Logging JSON in Python

Python’s standard library provides the logging module making it simple to write out messages along with the current time and location in the code. Log entries are often useful for debugging, performance measuring, and statistical analysis.

The built-in formatter provided by logging.basicConfig() can be configured with a format string. Its main focus is readability for humans.

import logging

FMT = "[%(asctime)s] %(levelname)s [%(filename)s:%(lineno)d] %(message)s"
logging.basicConfig(format=FMT)
logging.getLogger().setLevel(logging.DEBUG)

logging.debug("Lorem ipsum")
logging.warning("Duis aute irure")

This code prints:

[2021-09-05 13:47:57,292] DEBUG [example.py:7] Lorem ipsum
[2021-09-05 13:47:57,292] WARNING [example.py:8] Duis aute irure

Computers have a hard time parsing such log entries correctly. Command line tools may be enough for coarse-grained parsing but are not reliable when parsing the details of large amounts of log records. JSON is a well-defined format easily parsed correctly by many tools and programming languages. I will therefore show how Python’s logging module can be used to write log records as JSON.

A simple solution for writing JSON log records would be to just set the format string in the example above to a JSON-like format. The pitfall here is that any attributes containing JSON-specific characters could corrupt the JSON object.

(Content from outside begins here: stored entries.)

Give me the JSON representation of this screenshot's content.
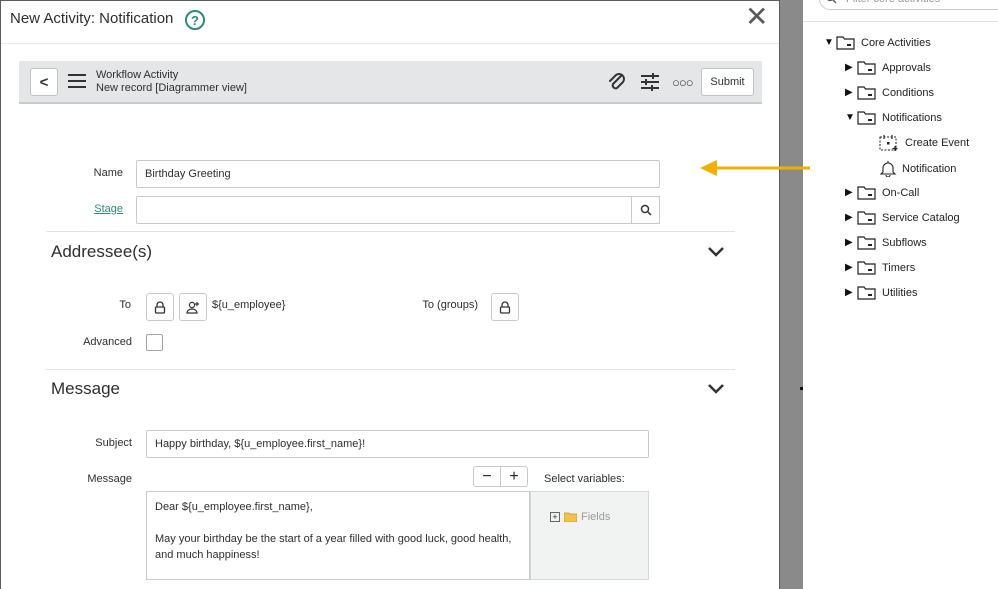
{
  "modal": {
    "title": "New Activity: Notification",
    "help_icon": "question-circle-icon",
    "close_icon": "close-icon"
  },
  "record_header": {
    "type": "Workflow Activity",
    "subtitle": "New record [Diagrammer view]",
    "submit_label": "Submit"
  },
  "form": {
    "name_label": "Name",
    "name_value": "Birthday Greeting",
    "stage_label": "Stage",
    "stage_value": ""
  },
  "addressees": {
    "title": "Addressee(s)",
    "to_label": "To",
    "to_value": "${u_employee}",
    "to_groups_label": "To (groups)",
    "advanced_label": "Advanced"
  },
  "message_section": {
    "title": "Message",
    "subject_label": "Subject",
    "subject_value": "Happy birthday, ${u_employee.first_name}!",
    "message_label": "Message",
    "message_line1": "Dear ${u_employee.first_name},",
    "message_line2": "May your birthday be the start of a year filled with good luck, good health, and much happiness!",
    "minus_label": "−",
    "plus_label": "+",
    "variables_label": "Select variables:",
    "fields_label": "Fields"
  },
  "palette": {
    "filter_placeholder": "Filter core activities",
    "root": "Core Activities",
    "items": [
      {
        "label": "Approvals"
      },
      {
        "label": "Conditions"
      },
      {
        "label": "Notifications"
      },
      {
        "label": "Create Event"
      },
      {
        "label": "Notification"
      },
      {
        "label": "On-Call"
      },
      {
        "label": "Service Catalog"
      },
      {
        "label": "Subflows"
      },
      {
        "label": "Timers"
      },
      {
        "label": "Utilities"
      }
    ]
  },
  "colors": {
    "accent": "#2c8a76",
    "arrow": "#f0b000",
    "header_bg": "#e4e6e7"
  }
}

We instead have to create a custom logging.Formatter class and let the json module properly escape all attributes:

import json, logging, sys

class JsonFormatter(logging.Formatter):
    def format(self, record):
        # Accessing `logging.LogRecord` attributes
        extra = getattr(record, "__dict__", {})
        json_record = {
            "time": extra.get("created"),
            "lvl": getattr(record, "levelname", None),
            "file": getattr(record, "filename", None),
            "line": getattr(record, "lineno", None),
            "msg": getattr(record, "msg", None),
            "additional_info": extra.get("additional_info"),
        }
        return json.dumps(json_record)

def jsonConfig(filename=None):
    # Mimmic the function signature of `logging.basicConfig()`
    # https://github.com/python/cpython/blob/3.9/Lib/logging/__init__.py#L1908
    if filename:
        h = logging.FileHandler(filename)
    else:
        h = logging.StreamHandler(sys.stdout)
    h.setFormatter(JsonFormatter())
    # Set our custom Handler on the root logger
    logging.getLogger().addHandler(h)

jsonConfig()
logging.getLogger().setLevel(logging.DEBUG)
logging.debug("Lorem ipsum")
logging.warning("Duis aute irure", extra={"additional_info": 123})

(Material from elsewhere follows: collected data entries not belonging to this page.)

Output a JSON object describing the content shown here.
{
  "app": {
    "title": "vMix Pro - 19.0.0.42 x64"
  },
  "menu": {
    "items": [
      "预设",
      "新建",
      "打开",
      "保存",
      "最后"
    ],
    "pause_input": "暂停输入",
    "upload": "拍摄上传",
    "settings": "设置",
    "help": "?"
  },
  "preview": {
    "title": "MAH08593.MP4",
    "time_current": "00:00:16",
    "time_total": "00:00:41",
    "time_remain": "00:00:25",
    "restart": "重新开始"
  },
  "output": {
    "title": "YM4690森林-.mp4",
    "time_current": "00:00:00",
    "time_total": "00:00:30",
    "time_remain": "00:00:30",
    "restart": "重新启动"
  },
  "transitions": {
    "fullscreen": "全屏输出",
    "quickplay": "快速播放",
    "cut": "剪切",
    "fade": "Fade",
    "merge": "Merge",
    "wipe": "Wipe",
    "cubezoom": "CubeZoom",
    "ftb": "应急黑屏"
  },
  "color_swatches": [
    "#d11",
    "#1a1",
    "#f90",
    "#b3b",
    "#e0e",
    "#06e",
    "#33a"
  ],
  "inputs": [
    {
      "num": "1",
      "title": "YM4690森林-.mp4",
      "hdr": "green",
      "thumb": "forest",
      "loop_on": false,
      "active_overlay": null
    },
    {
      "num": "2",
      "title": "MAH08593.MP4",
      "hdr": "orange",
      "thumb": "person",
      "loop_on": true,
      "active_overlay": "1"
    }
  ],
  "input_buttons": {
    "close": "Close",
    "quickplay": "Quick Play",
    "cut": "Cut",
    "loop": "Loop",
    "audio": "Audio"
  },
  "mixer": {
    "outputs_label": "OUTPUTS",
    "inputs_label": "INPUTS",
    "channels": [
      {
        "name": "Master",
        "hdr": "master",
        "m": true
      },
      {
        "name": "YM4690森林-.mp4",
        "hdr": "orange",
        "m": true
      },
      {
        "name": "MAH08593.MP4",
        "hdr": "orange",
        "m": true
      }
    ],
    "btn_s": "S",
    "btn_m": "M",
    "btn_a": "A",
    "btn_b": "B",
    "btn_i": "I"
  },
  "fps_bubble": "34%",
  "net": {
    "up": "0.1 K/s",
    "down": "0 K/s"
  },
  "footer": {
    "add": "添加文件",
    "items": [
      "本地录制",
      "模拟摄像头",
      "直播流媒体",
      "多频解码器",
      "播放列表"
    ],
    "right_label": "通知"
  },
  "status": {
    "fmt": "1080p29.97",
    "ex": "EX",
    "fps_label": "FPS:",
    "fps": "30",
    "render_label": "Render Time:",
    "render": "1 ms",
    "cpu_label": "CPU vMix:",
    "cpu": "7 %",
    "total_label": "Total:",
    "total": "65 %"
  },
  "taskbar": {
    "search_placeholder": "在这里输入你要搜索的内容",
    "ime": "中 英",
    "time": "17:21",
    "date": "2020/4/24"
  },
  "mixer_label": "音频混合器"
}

This code prints a JSON dictionary per line:

{"time": 1630842477.0521548, "lvl": "DEBUG", "file": "py-log-json.py", "line": 35, "msg": "Lorem ipsum", "additional_info": null}
{"time": 1630842477.052344, "lvl": "WARNING", "file": "py-log-json.py", "line": 36, "msg": "Duis aute irure", "additional_info": 123}

Parsing these log lines gets simpler. The JSON dictionary also makes it easy to add additional details to the log record. The logging.LogRecord objects created for each logging call offer many more runtime attributes, like threading info and function names, all accessible in the logging.Formatter-based class. There is also support for setting custom keys in the log record, as seen in the example above by setting extra={"additional_info": 123} as an argument.

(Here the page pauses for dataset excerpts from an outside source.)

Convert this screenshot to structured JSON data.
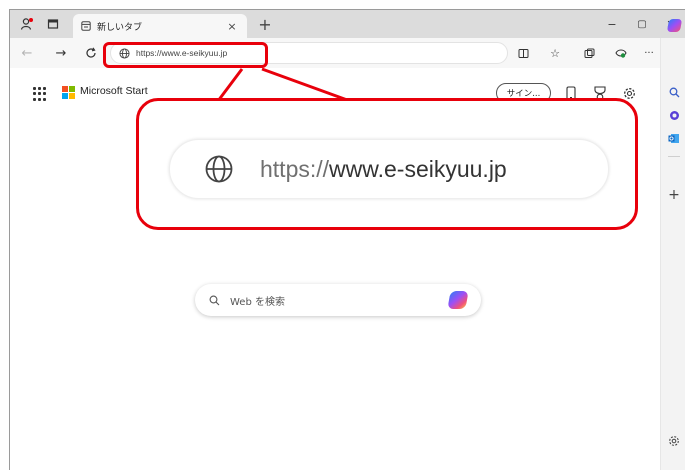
{
  "browser": {
    "tab": {
      "title": "新しいタブ",
      "close": "×"
    },
    "new_tab": "+",
    "window_controls": {
      "minimize": "−",
      "maximize": "▢",
      "close": "✕"
    },
    "address_bar": {
      "url": "https://www.e-seikyuu.jp"
    }
  },
  "page": {
    "brand": "Microsoft Start",
    "signin_label": "サイン...",
    "search_placeholder": "Web を検索"
  },
  "zoom": {
    "url_scheme": "https://",
    "url_host": "www.e-seikyuu.jp"
  },
  "colors": {
    "highlight": "#e8000b",
    "ms_red": "#f25022",
    "ms_green": "#7fba00",
    "ms_blue": "#00a4ef",
    "ms_yellow": "#ffb900"
  }
}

The Python logging module could be used for writing other formats as well, such as CSV and binary Protocol Buffers. YAML is another popular format that may be suitable for large log records. It is a superset of JSON with additional syntax for improved readability and compactness. In our JSON example, we use a newline to separate each JSON object, which is a common approach for streaming JSON objects. YAML has the benefit of supporting object streaming already in the syntax using the --- delimiter. Each log record can therefore in YAML span multiple lines, improving the human readability of large log records.